Connecting the dots in Mumbai
by Salim Mansur
The nature of the terrorist strike on Mumbai implicates Pakistani authorities, despite ritual denials of the present civilian government of President Asif Ali Zardari.
This attack could not have been launched without large scale planning and logistics support, and these could not have been provided without a secure base of operation in the knowledge of Pakistani authorities.
David Pryce-Jones, an astute observer of the Middle East, wrote a long time ago that any Arab-Muslim dictator possessing a "nuclear weapon would be in a position of being able to enforce his ambitions upon any neighbour or rival without equivalent response." Furthermore, nuclear weapons "would place the tyranny of custom once and for all beyond the reach of reform or modernization."
Pakistan is such a country.

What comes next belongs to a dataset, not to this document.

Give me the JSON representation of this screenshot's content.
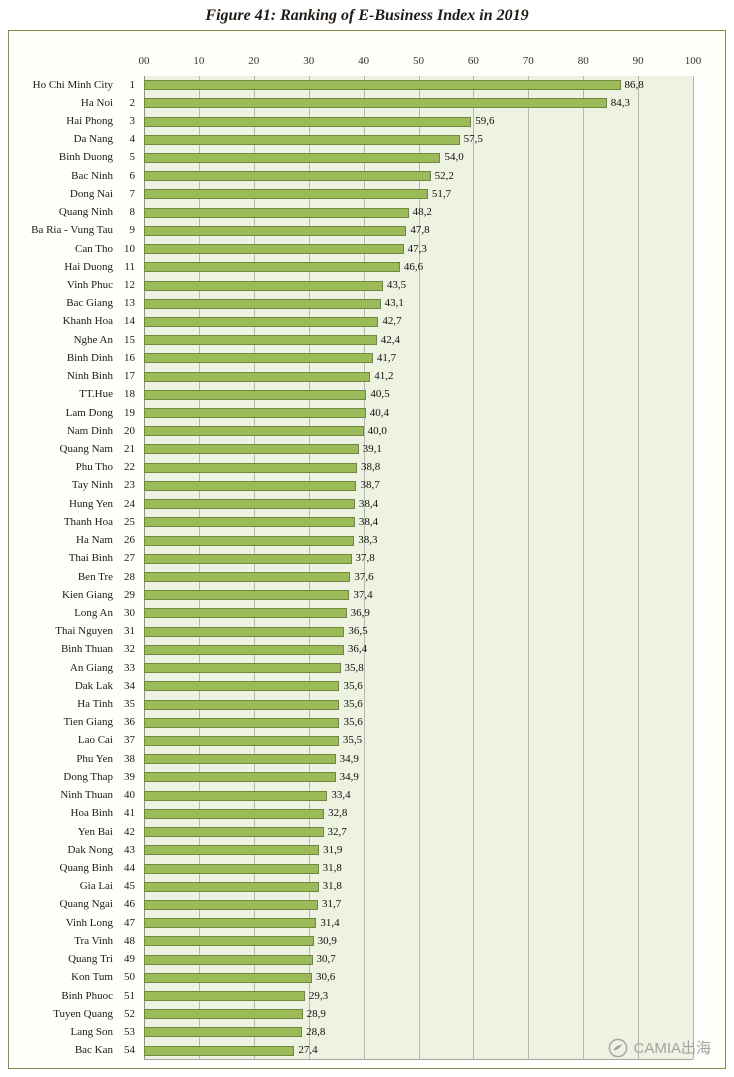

With history of nasty dictators and a broken culture, while being at odds with the modern world, it has been a spawning ground and haven for Islamists.

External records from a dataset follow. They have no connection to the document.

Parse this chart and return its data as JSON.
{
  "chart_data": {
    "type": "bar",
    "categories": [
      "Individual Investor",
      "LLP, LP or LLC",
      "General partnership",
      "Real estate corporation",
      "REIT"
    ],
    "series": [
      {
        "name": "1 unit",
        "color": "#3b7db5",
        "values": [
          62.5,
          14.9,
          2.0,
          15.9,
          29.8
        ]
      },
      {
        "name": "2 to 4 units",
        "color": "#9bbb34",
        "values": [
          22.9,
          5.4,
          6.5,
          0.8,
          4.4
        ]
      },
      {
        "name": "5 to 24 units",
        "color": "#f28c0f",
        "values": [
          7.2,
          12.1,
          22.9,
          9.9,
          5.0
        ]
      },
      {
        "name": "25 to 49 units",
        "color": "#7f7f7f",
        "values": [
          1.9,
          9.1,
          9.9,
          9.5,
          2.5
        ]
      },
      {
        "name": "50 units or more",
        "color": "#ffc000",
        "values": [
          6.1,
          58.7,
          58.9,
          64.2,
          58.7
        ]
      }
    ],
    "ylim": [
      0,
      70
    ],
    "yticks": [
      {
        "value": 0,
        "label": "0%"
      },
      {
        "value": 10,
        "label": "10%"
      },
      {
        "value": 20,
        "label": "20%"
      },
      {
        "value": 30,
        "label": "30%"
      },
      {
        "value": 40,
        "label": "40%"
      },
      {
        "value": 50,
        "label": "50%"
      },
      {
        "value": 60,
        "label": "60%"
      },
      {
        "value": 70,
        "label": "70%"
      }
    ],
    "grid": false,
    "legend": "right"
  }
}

But Pakistan also is ideologically an anti-Hindu and anti-Semitic state.
The forceful partitioning of British India by the proponents of Pakistan was driven more by the animus towards the majority Hindu population than any positive vision of what it might eventually be as a Muslim majority state.
The subsequent history of Pakistan, established as a home for Muslims to be free of the feared Hindu majority rule, soon became one long nightmare of ethnic and sectarian blood letting, civil war and military dictatorships.
Pakistan's failure to be a normally functioning state when contrasted with the relative success of India as a working democracy has been a bitter pill for the ruling elite.
Moreover, the wars launched by Pakistan against India and defeats suffered have been deeply humiliating to a people brought up on the belief of belonging to a superior martial race of warriors.
Since Pakistan declared itself a nuclear weapon state following India's testing of nuclear weapons in 1998, the military has been ready to use the threat of nuclear blackmail as a cover to launch its repeated overt and covert aggression against India.
In 1999 the Kargil fiasco revealed the extent to which the Pakistani military was prepared to push India into a war over Kashmir.
And while that war was averted by the urgent diplomacy of the Clinton administration, the message was clear: Pakistan would not make peace since tensions with India served well the domestic needs of the military elite in a devil's pact with fundamentalist religious parties and Islamist groups linked with the network of al-Qaida.
New Delhi cannot afford to be lacking a military response. India's failure to demonstrate her military resolve undermines her security and economic progress, and makes a mockery of her claim as an emerging global actor deserving permanent membership in the Security Council.
Military option is not a substitute for diplomacy but without it diplomacy is a fig leaf of eventual surrender.
Pakistan is unravelling along its Afghan frontier. India can mount, with NATO members including Canada, greater pressure on this frontier by considering troop deployment in Afghanistan.
India's willingness to militarily support a democratically elected Afghan government will alter the security map in southwest Asia.
It also will make the Pakistani ruling elite ponder hard if it wants to lose a country while funding Islamist terrorists to wage war it cannot win.